Lorsque j'ai écris en milieu naturel

Publié le par Rémy

Je suis venu à l’écriture seul. Seul dans ma chambre, seul devant un ordinateur. Je suis venu à l’écriture dans la solitude et le face à face de l’écran. C’était d’entrée une approche finalement assez intellectuelle mais aussi assez interfacée parce que je n’imaginais pas à cette époque écrire autrement qu’avec un clavier. Pour dire que mes premières pages, mes premiers pas, mes mots à mots sont venus à la page dans ce rapport très abstrait de l’homme, alias l’auteur, alias moi, et de la machine stérile alias l’ordinateur. Cette pratique pas tant solitaire mais expérimentée en dehors d’une prise au monde était confortable pour moi et pourtant j’avais quelque part dans le coin de ma tête l’image de l’écrivain assit à la terrasse d’un café qui écrit dans le chaos ambiant. Mais je n’étais pas un écrivain, même pas un manieur de stylo et je pensais en plus que cette image d’Epinal n’était pas réelle, ou qu’elle ne l’était plus.

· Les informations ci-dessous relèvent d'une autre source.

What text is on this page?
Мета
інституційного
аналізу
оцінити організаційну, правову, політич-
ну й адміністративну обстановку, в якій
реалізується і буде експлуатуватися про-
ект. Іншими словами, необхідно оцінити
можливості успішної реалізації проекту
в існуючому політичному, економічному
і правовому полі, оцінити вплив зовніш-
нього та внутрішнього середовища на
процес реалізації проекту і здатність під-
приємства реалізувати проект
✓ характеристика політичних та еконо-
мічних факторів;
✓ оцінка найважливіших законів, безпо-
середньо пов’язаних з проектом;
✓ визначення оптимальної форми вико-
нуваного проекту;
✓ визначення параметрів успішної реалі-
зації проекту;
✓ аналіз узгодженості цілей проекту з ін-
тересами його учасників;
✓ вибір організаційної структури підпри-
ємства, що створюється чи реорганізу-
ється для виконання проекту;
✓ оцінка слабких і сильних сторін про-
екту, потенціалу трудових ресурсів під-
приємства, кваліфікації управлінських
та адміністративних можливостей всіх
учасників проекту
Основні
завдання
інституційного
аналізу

Et puis je me souviens, quelques années après cette époque, je suis parti en voyage en train à travers Italie, Grèce et Turquie. Je n’avais pas encore de smartphone mais l’habitude de l’écriture était bien ancrée en moi, alors pour ce voyage je me suis autorisé à prendre un cahier et un stylo. Ce n’était pas exactement la première fois, mais c’était la première fois que je l’envisageais en milieu hostile à la concentration. Je crois que la première fois que j’ai sorti ce cahier c’était dans le bar d’une auberge de jeunesse. Il y avait du monde, de l’agitation, je n’avais pas particulière envie d’écrire mais j’avais du temps à tuer. J’ai donc pris mon cahier, mais qu’est ce que je pouvais y écrire ? Je ne suis pas du genre à crouler sous les idées de romans et de toutes manières je ne me voyais pas en débuter un de cette manière.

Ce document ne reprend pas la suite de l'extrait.